Natürlich überqueren wir die Brücke zu Fuss, gemeinsam mit gefühlt 50 Reisegruppen aus aller Welt. Reiseführer wedeln mit Schirmen, Antennen und Fähnchen, um ihre Schäfchen zusammenzuhalten. Wir hingegen schlendern gemütlich durch die malerischen Strassen, passieren die Stierkampfarena, knipsen das eine oder andere Foto und suchen nach einem Lunchspot. In der Fussgängerzone gefällt uns ein Restaurant und wir bekommen einen schönen Tisch.

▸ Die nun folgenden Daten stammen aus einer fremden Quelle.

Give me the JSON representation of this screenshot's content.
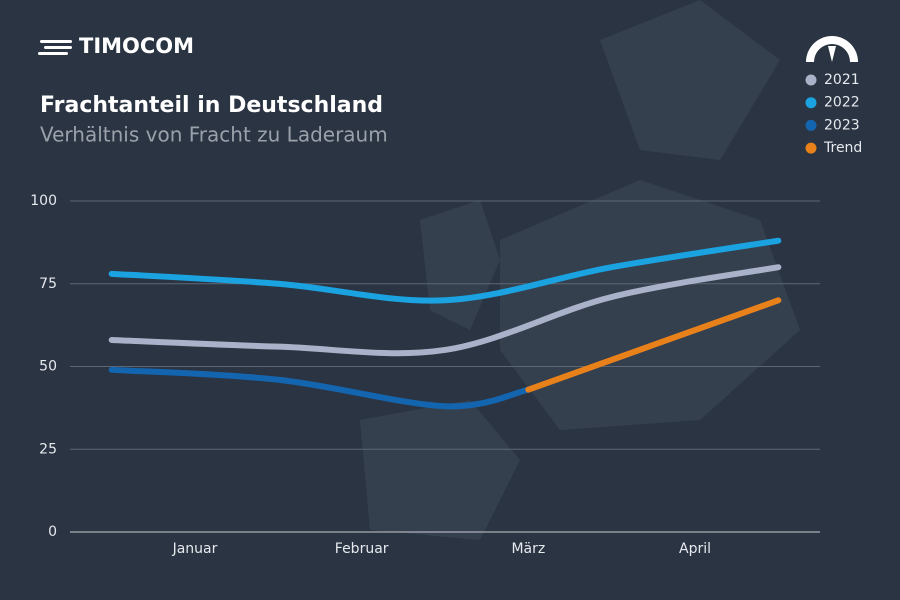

Die Karte ist auf mindestens vier Sprachen übersetzt - hier ist man auf internationales Publikum eingestellt. H-P bestellt eine Paella, ich entscheide mich für ein Eiergericht, das in der Karte als eine Art Tortilla beschrieben ist: Eier, Kartoffeln, Ibérico-Schinken, Trüffel, Tomaten. Auf Englisch stand etwas von «Broken Eggs», auf Spanisch «huevos, patatas, Ibérico, tomate». Passt. Was dann serviert wird, überrascht mich: handgeschnittene Pommes, darauf zwei Spiegeleier, kunstvoll drapierter Ibérico-Schinken, Trüffelspäne und gedämpfte Cherrytomaten. Definitiv nicht das, was ich erwartet hätte und auch nichts, was ich bewusst bestellt hätte. Aber: absolute Weltklasse!
Weiter geht’s: 30 Minuten nach Setenil de las Bodegas. Hier leben nur rund 3'000 Menschen, in den Sommermonaten aber kommen Touristen in Scharen. Heute gehören wir auch dazu, es ist einfach zu spektakulär, um es auszulassen. Apple Maps tut sich mit dem Parkplatz schwer, wir drehen ein paar Extrarunden und stehen plötzlich vor der Einfahrt einer Tiefgarage, die einfach in den Felsen gefräst wurde.
Setenil ist einzigartig! Das Dorf liegt in einer Schlucht, die Häuser sind direkt in den Fels hineingebaut. Teilweise dient die massive Felsdecke sogar als Dach. Wir hatten online gelesen, dass die Rückwände vieler Häuser schlicht der Fels selbst sind; krumm, feucht, unperfekt. Wahnsinn, dass so etwas überhaupt funktioniert.
Besonders sehenswert sind die Gassen «Cuevas del Sol» und «Cuevas de la Sombra» (Höhlen der Sonne und des Schattens). In der Sonne gibt’s die besseren Fotos, im Schatten ist es angenehmer auszuhalten. Apropos: Es sind 36 Grad! Unser täglicher Begleiter heisst «Aquarius», ein isotonischer Drink, den man an jeder Ecke bekommt. Salud! Mit neuer Energie laufen wir weiter durch die Gassen...rauf, runter, immer wieder um den nächsten Layer des Dorfes zu erkunden. Gut, dass wir wieder auf solides Schuhwerk gesetzt haben.
Auf der Rückfahrt nach Málaga sind wir beide einfach nur «gewowed». Wieder ein Tag, an dem wir aus dem Staunen nicht mehr herauskommen. Andalucía, te amamos!